Principal Hoskinson and his wife, Kim's names fill pages of web searches with mug shots and videos of their first court appearances.

But it turns out, none of the allegations against them were true. Now the couple is left to wonder how their online footprints will impact the rest of their lives.

We learned this week the Hoskinsons were falsely accused of child abuse by a family member. After being cleared, their jobs as educators were reinstated.

The charges were dropped, but it took two months to clear their names, legally.

Attorney Anthony Rickman says it's almost impossible to undo what's already been done online, but it is possible to minimize the damage.

LINK: Cleared of accusations, Coleman principal returns to work

"It's very hard to get rid of that," said Rickman. "There are websites, companies [such as] Reputation Defender, that can do what they can do to lower the bad stories on Google and raise to the forefront the more favorable stories. Basically your hiding the negatives."

Rickman says you can also expunge your criminal record, but that takes time and money.

It could take up to 10 months to get something removed from public records and it's not cheap.

"What that does effectively is remove that case, destroys that case from public record. It allows the mug shot to be removed. It also takes the information off the clerk's website and the physical file is destroyed," said Rickman.
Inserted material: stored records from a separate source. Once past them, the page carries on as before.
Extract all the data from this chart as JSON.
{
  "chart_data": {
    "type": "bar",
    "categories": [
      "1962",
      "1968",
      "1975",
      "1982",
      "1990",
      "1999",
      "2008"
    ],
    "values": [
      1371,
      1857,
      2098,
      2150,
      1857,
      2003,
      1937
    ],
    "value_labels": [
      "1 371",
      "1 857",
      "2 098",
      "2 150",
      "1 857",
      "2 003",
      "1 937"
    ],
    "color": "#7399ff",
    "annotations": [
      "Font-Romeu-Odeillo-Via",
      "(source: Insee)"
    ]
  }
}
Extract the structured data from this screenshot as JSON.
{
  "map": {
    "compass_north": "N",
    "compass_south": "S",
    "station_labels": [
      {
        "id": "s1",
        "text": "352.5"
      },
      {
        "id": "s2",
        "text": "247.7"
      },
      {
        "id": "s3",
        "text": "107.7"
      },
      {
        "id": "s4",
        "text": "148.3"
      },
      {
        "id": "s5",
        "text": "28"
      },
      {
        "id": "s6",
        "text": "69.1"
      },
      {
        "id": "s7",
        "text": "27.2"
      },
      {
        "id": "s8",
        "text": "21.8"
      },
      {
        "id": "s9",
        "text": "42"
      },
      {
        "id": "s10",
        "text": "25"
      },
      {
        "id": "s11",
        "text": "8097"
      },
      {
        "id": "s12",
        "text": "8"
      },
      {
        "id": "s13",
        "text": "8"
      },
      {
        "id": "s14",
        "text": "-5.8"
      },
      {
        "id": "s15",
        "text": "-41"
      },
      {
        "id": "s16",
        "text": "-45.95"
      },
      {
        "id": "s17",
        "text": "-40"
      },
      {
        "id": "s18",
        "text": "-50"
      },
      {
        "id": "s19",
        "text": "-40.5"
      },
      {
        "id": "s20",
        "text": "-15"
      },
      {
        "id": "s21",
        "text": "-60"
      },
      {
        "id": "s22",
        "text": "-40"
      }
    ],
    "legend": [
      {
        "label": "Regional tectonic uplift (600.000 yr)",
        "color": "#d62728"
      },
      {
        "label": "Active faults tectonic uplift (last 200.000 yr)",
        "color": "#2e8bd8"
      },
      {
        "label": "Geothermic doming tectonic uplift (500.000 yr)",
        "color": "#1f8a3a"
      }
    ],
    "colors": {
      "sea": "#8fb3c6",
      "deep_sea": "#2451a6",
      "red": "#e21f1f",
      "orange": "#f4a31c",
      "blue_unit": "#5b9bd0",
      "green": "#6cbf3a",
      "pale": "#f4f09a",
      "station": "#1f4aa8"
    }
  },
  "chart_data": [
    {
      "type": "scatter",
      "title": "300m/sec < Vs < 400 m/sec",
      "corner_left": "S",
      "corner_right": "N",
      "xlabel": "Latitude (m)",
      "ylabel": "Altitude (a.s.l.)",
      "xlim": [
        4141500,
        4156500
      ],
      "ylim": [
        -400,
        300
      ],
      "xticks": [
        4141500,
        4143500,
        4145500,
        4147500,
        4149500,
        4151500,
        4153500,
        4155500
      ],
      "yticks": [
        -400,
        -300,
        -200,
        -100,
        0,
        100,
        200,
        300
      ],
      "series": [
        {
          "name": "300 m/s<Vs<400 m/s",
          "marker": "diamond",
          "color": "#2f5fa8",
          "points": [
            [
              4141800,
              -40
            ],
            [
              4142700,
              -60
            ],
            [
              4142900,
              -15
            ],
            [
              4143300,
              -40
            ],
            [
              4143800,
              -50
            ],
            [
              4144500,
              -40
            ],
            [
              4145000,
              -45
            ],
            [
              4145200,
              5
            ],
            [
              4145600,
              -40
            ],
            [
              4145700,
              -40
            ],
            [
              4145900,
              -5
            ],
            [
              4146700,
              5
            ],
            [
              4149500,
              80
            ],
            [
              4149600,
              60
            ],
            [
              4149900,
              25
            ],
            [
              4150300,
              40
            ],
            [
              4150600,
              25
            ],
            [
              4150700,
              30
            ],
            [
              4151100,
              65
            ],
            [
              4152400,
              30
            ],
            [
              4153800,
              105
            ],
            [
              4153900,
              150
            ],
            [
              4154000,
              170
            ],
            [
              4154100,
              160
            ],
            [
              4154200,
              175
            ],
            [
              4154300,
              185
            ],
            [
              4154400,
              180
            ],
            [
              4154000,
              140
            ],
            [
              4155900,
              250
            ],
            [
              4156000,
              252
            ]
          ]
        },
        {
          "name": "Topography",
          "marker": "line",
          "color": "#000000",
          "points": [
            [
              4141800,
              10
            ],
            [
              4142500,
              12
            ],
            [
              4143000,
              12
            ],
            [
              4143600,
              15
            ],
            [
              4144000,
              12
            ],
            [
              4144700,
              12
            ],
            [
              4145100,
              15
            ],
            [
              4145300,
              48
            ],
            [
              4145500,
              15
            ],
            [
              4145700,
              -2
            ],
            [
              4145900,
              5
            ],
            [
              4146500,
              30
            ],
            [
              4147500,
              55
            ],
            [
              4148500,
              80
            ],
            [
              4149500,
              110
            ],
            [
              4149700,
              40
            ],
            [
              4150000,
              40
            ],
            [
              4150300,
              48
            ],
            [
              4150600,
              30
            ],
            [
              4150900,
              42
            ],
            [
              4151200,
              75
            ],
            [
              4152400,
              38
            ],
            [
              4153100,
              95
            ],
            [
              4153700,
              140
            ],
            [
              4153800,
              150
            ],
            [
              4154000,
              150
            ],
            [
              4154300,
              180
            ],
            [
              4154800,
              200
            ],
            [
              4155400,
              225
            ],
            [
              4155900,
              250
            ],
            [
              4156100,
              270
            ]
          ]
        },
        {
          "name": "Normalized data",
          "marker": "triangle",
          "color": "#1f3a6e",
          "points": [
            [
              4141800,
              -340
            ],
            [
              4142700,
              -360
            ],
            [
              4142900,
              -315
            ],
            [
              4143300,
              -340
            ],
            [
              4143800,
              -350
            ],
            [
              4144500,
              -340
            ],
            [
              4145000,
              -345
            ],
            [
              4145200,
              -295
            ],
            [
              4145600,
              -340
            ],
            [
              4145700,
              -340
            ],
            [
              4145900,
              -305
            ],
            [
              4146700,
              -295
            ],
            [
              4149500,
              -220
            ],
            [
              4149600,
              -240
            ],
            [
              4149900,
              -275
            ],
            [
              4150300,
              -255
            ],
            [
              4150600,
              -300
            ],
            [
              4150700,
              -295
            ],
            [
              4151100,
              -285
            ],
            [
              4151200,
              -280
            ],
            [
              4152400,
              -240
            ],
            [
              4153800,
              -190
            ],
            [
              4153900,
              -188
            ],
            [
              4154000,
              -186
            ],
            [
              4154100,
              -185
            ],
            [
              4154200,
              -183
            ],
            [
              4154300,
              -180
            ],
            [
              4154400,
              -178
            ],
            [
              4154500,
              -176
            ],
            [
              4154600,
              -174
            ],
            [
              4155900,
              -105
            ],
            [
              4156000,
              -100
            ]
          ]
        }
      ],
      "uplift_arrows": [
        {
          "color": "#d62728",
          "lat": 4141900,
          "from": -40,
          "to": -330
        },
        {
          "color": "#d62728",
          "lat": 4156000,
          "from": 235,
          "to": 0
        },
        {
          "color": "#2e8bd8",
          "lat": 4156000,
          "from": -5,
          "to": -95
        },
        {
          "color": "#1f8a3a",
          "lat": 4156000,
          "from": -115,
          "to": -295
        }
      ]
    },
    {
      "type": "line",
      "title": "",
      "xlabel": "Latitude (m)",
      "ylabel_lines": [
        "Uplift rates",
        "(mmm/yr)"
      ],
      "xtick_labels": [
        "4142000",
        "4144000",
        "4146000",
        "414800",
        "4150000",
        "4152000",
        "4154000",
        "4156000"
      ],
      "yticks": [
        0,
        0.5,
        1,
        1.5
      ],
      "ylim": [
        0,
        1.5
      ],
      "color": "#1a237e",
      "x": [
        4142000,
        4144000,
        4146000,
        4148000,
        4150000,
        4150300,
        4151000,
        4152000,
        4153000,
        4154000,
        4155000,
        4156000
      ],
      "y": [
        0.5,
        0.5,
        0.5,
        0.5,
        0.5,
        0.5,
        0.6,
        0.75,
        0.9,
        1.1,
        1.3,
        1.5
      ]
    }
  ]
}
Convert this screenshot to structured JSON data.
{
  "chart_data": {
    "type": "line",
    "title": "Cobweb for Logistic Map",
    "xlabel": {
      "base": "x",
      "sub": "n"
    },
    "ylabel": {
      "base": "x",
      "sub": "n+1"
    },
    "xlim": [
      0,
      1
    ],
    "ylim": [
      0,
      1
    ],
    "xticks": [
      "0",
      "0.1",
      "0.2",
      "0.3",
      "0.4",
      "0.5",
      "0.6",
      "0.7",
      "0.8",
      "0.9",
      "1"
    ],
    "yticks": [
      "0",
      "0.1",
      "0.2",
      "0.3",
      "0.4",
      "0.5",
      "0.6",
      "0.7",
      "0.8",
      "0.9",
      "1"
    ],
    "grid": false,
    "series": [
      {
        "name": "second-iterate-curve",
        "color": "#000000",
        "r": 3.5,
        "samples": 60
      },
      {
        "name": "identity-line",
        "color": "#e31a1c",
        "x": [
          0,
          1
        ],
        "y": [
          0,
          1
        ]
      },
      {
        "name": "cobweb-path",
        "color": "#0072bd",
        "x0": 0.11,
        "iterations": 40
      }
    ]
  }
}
Rickman says, aside from damaging their reputations, the Hoskinsons won't even get their money back for posting bond, not to mention their attorney fees.

But all of this pales in comparison to Michael's real focus which, he says, is on rebuilding his work and family life.

His reputation, he says, will take care of itself. 

"I go back to being Mike. I can only be me and that's it. Leading with my heart that's what I've always done," said Hoskinson.